Leaning away from his heavy electronic emphasis placed on previous Moonface work, like 2011 EP, Organ Music not Vibraphone like I’d Hoped, and away from heavy piano ballads, which make up the entirety of Julia With Blue Jeans On, Krug finds his own style and rhythm which he dedicates himself to in This One’s for the Dancer & This One’s for the Dancer’s Bouquet.
Krug takes inspiration directly from the classical Greek myth of Theseus and the Minotaur, in which one of Zeus’ many sons, King Cretan, asked for Poseidon’s favor to be shown to him in the form of a bull emerging from the sea. When this bull emerged, he kept it instead of sacrificing it to the gods, to which he was punished for when the gods instilled a burning passion for this divine bull in the king’s wife Pasiphae. As in many Greek myths, bestiality was no taboo, and Pasiphae mated with the bull. This produced an offspring which was half-human and half-bull, referred to as a “Minotaur,” the first being named Asterion and being hidden away in a labyrinth, who was fed fourteen humans every nine years. Here, Moonface outlines the concerns and frustrations of this minotaur, a beast upon land.

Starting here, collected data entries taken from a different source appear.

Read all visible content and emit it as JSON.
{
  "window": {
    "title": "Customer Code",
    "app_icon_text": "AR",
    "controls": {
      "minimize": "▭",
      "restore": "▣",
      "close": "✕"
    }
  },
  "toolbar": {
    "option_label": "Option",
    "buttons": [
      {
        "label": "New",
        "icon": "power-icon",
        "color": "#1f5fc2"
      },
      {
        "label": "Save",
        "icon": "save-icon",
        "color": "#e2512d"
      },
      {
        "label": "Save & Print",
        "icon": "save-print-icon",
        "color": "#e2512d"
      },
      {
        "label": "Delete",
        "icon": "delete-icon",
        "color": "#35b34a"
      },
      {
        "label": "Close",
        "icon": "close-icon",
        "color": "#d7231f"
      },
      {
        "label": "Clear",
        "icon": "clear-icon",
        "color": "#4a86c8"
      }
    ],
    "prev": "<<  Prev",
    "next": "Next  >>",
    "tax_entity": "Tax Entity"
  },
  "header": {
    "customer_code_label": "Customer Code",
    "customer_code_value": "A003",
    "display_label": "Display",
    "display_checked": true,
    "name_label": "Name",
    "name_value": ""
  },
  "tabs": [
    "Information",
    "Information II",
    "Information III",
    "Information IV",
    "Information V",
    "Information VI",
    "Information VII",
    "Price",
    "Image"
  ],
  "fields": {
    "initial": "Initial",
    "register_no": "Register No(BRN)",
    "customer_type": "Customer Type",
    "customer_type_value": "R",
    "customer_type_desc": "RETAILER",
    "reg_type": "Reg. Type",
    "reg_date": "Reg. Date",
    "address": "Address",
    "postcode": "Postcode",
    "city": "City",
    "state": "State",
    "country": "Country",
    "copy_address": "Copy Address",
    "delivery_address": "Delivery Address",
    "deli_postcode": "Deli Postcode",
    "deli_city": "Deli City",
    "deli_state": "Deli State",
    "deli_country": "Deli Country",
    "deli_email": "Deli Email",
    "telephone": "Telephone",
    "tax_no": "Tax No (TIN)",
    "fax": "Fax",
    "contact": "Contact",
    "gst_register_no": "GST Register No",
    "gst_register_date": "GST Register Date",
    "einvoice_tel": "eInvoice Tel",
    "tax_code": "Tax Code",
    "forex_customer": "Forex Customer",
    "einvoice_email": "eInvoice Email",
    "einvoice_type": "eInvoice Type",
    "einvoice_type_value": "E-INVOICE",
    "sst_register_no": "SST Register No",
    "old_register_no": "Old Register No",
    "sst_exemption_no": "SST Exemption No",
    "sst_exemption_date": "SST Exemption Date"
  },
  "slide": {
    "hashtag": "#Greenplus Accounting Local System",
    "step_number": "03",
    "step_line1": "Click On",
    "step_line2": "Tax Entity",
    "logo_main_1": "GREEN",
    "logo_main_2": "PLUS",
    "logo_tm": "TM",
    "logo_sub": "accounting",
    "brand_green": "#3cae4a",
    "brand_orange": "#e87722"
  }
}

Beginning with “Minotaur Forgiving Pasiphae,” deep echoing vocals and an electronic voice overlap with a soft marimba beat, which listeners of Moonface will appreciate throughout the album. Taking on the persona of the minotaur, Krug establishes an inner monologue which plagues the beast in songs which carry this confused and heartbroken theme throughout the album, titled: “Minotaur Forgiving Knossos,” “Minotaur Forgiving Theseus,” “Minotaur Forgiving Daedalus,” “Minotaur Forgiving the White Bull” and finally, “Minotaur Forgiving Poseidon.” In these songs, Asterion the minotaur narrates his forgiveness of the myth’s key players, calling out to Pasiphae, “You were an instrument of vengeance, he had no name,” referring to his beastly father, the White Bull. He also forgives the man who built the walls of the labyrinth which imprisoned him for all of eternity, Daedalus, by humorously repeating, “You made a labyrinth when you could have just made a door. You made a labyrinth when you could have just dug a wide hole…”
Intermixed between these ballads of angst and forgiveness are “The Cave,” “Last Night,” “Aidan’s Ear,” “Sad Suomenlinna” and “Walk the Circle in the Other Direction,” which all seemingly juxtapose the reality of life with the mythologized reality of true ancient societies.

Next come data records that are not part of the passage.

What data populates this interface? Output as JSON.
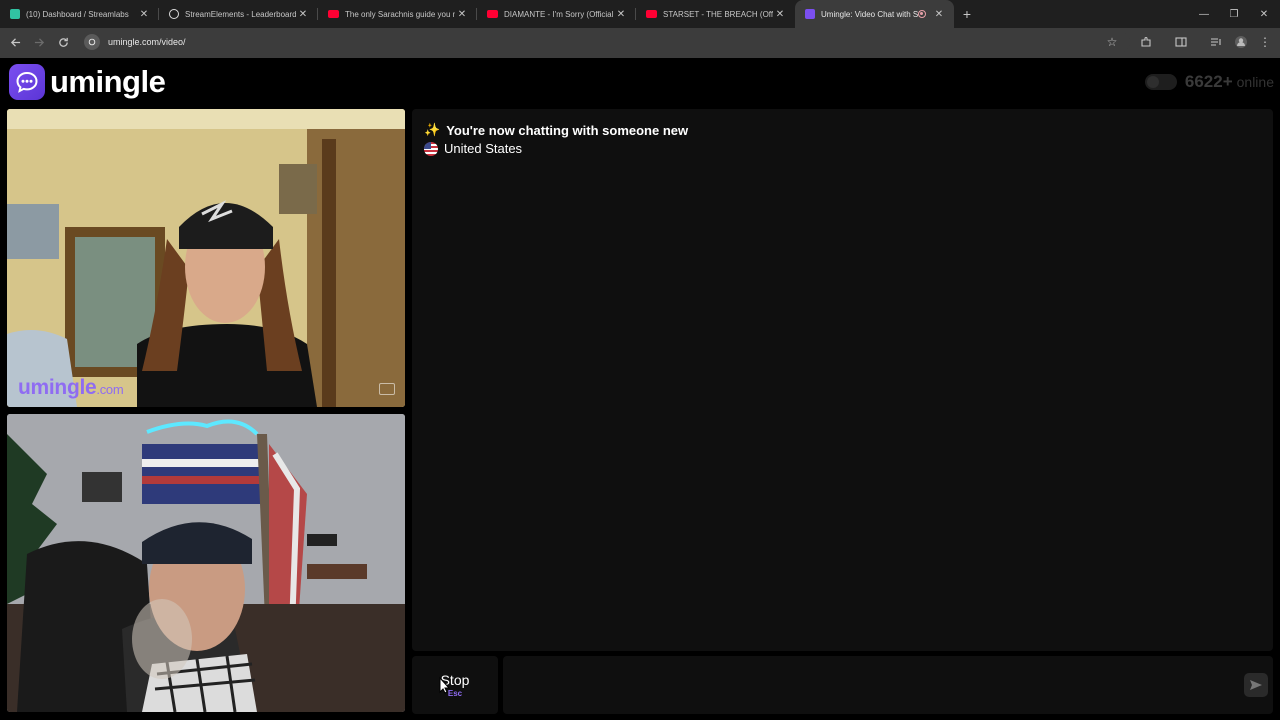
{
  "browser": {
    "tabs": [
      {
        "title": "(10) Dashboard / Streamlabs",
        "icon": "streamlabs-icon",
        "color": "#31c3a2"
      },
      {
        "title": "StreamElements - Leaderboard",
        "icon": "streamelements-icon",
        "color": "#ffffff"
      },
      {
        "title": "The only Sarachnis guide you n",
        "icon": "youtube-icon",
        "color": "#ff0033"
      },
      {
        "title": "DIAMANTE - I'm Sorry (Official",
        "icon": "youtube-icon",
        "color": "#ff0033"
      },
      {
        "title": "STARSET - THE BREACH (Officia",
        "icon": "youtube-icon",
        "color": "#ff0033"
      },
      {
        "title": "Umingle: Video Chat with S",
        "icon": "umingle-icon",
        "color": "#7b4ff0",
        "active": true
      }
    ],
    "url": "umingle.com/video/"
  },
  "header": {
    "brand": "umingle",
    "online_count": "6622+",
    "online_label": "online"
  },
  "video": {
    "watermark_main": "umingle",
    "watermark_suffix": ".com"
  },
  "chat": {
    "status_message": "You're now chatting with someone new",
    "country": "United States"
  },
  "controls": {
    "stop_label": "Stop",
    "stop_shortcut": "Esc",
    "message_placeholder": ""
  },
  "colors": {
    "accent": "#8f6cf2",
    "background": "#000000",
    "panel": "#0f0f0f"
  }
}
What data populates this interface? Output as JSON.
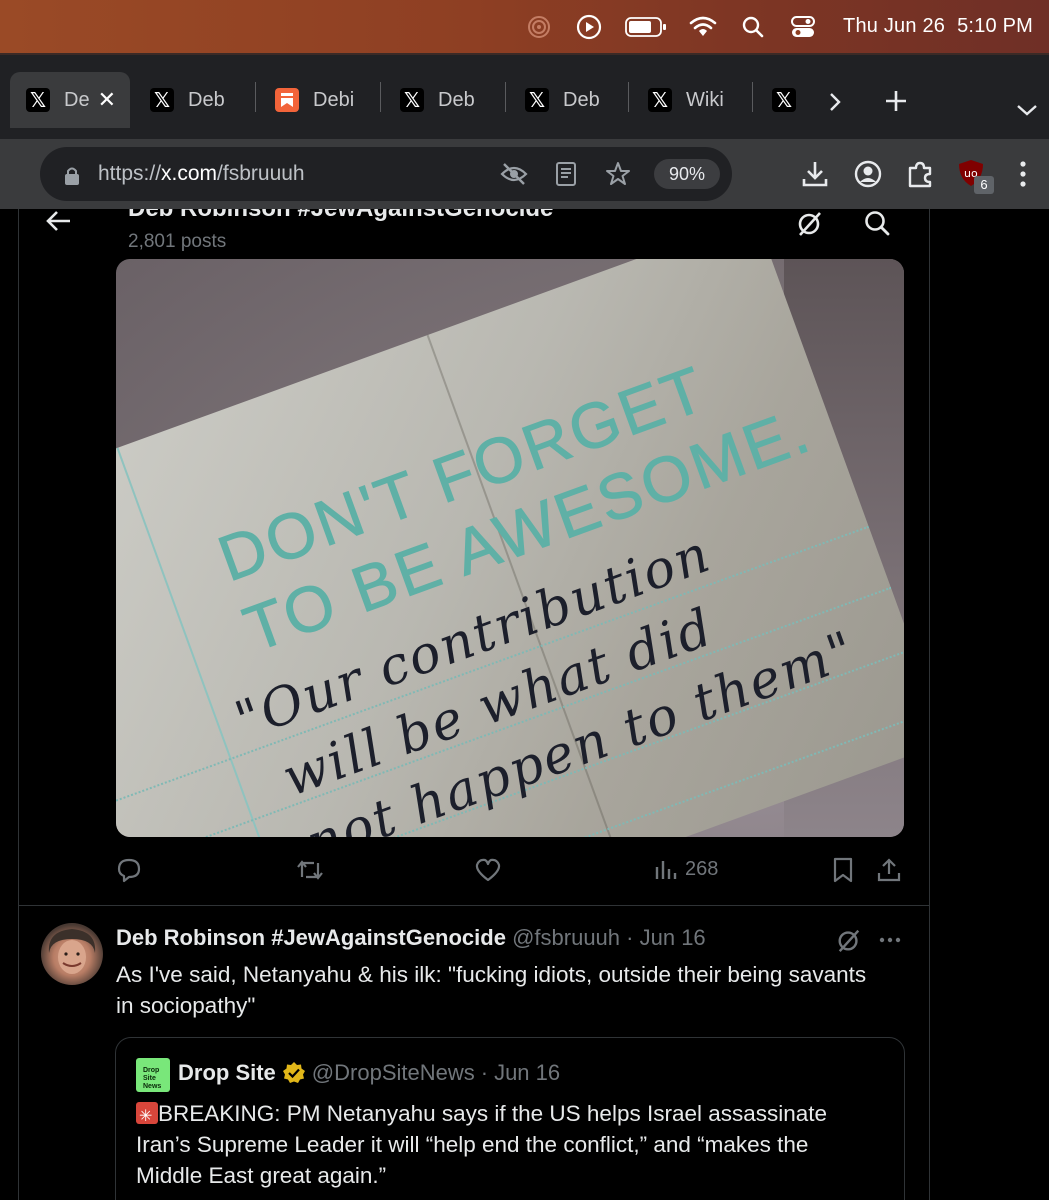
{
  "menubar": {
    "date": "Thu Jun 26",
    "time": "5:10 PM",
    "icons": [
      "screen-recorder-icon",
      "play-circle-icon",
      "battery-icon",
      "wifi-icon",
      "spotlight-search-icon",
      "control-center-icon"
    ]
  },
  "tabs": [
    {
      "label": "De",
      "favicon": "x-logo-icon",
      "active": true
    },
    {
      "label": "Deb",
      "favicon": "x-logo-icon"
    },
    {
      "label": "Debi",
      "favicon": "bookmark-app-icon"
    },
    {
      "label": "Deb",
      "favicon": "x-logo-icon"
    },
    {
      "label": "Deb",
      "favicon": "x-logo-icon"
    },
    {
      "label": "Wiki",
      "favicon": "x-logo-icon"
    },
    {
      "label": "",
      "favicon": "x-logo-icon"
    }
  ],
  "address": {
    "scheme": "https://",
    "host": "x.com",
    "path": "/fsbruuuh",
    "zoom": "90%",
    "extension_badge": "6"
  },
  "profile_header": {
    "name": "Deb Robinson #JewAgainstGenocide",
    "post_count": "2,801 posts"
  },
  "photo": {
    "print_line1": "DON'T FORGET",
    "print_line2": "TO BE AWESOME.",
    "hand_line1": "\"Our contribution",
    "hand_line2": "will be what did",
    "hand_line3": "not happen to them\""
  },
  "tweet1_actions": {
    "views": "268"
  },
  "tweet2": {
    "name": "Deb Robinson #JewAgainstGenocide",
    "handle": "@fsbruuuh",
    "date": "Jun 16",
    "text_line1": "As I've said, Netanyahu & his ilk: \"fucking idiots, outside their being savants",
    "text_line2": "in sociopathy\"",
    "quote": {
      "logo_text": "Drop Site News",
      "name": "Drop Site",
      "handle": "@DropSiteNews",
      "date": "Jun 16",
      "text": "BREAKING: PM Netanyahu says if the US helps Israel assassinate Iran’s Supreme Leader it will “help end the conflict,” and “makes the Middle East great again.”"
    }
  },
  "colors": {
    "accent_blue": "#1d9bf0",
    "verified_gold": "#e2b719",
    "muted": "#71767b",
    "menubar_brown": "#8e3f23"
  }
}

Never shying away from the marimba and piano, this album features the essential entities of Krug but is driven mostly by witty narration, funky beats and a dark undertone. Having made three previous albums under this moniker alone, Krug stated, “I never made an album under [Moonface] that I was embarrassed by, and this is one of my favorites, so I may as well get out while I still can, on a personal high note to boot.”
As a final offering to his audience after an array of diverse sounds from Moonface, this album is essential listening for all fans of Spencer Krug’s work as well as geeks of classical Greek mythology. Minotaur forgives you, Krug.